Algebraic & Geometric Topology 14 (2014) 1845–1879
##### Abstract

Let ${F}_{n+m}$ be the free group of rank $n+m$, with generators ${x}_{1},\dots ,{x}_{n+m}$. An automorphism $\varphi$ of ${F}_{n+m}$ is called partially symmetric if for each $1\le i\le m$, $\varphi \left({x}_{i}\right)$ is conjugate to ${x}_{j}$ or ${x}_{j}^{-1}$ for some $1\le j\le m$. Let $\Sigma {Aut}_{n}^{m}$ be the group of partially symmetric automorphisms. We prove that for any $m\ge 0$ the inclusion $\Sigma {Aut}_{n}^{m}\to \Sigma {Aut}_{n+1}^{m}$ induces an isomorphism in rational homology for dimensions $i$ satisfying $n\ge \left(3\left(i+1\right)+m\right)∕2$, with a similar statement for the groups $P\Sigma {Aut}_{n}^{m}$ of pure partially symmetric automorphisms.

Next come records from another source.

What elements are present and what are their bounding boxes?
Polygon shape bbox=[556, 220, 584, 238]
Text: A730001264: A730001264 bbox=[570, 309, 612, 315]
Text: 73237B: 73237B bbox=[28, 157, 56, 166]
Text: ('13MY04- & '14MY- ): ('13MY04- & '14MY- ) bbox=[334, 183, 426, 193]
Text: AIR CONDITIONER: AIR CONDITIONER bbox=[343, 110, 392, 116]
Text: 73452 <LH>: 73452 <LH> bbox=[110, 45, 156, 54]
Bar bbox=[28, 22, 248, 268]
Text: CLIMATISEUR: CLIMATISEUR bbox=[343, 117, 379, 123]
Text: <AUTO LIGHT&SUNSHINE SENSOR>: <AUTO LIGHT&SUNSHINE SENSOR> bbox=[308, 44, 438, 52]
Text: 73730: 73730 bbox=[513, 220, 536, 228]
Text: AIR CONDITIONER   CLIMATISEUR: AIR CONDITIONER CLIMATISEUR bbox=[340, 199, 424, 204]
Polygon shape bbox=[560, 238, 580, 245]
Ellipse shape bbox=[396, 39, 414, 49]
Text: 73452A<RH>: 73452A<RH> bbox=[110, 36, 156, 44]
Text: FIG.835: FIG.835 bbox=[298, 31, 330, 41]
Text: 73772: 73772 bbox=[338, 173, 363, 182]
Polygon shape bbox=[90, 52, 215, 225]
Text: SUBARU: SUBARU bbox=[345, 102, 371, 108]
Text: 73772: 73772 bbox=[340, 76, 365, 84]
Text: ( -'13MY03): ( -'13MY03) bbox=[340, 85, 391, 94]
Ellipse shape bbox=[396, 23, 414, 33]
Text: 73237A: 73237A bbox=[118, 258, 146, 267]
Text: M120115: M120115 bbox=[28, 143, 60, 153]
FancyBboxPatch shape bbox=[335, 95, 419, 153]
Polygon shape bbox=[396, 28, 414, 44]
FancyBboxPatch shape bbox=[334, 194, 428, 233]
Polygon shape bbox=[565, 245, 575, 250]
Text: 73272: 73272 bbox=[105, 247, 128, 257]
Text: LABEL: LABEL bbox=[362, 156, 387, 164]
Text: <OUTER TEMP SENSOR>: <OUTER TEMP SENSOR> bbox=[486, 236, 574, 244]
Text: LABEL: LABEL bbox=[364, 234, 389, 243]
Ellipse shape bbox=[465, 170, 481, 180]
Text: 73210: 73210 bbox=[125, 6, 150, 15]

We also prove that for any $n\ge 0$ the inclusion $\Sigma {Aut}_{n}^{m}\to \Sigma {Aut}_{n}^{m+1}$ induces an isomorphism in rational homology for dimensions $i$ satisfying $m>\left(3i-1\right)∕2$.

##### Keywords
partially symmetric automorphism, homological stability
##### Mathematical Subject Classification 2010
Primary: 20F65
Secondary: 20F28, 57M07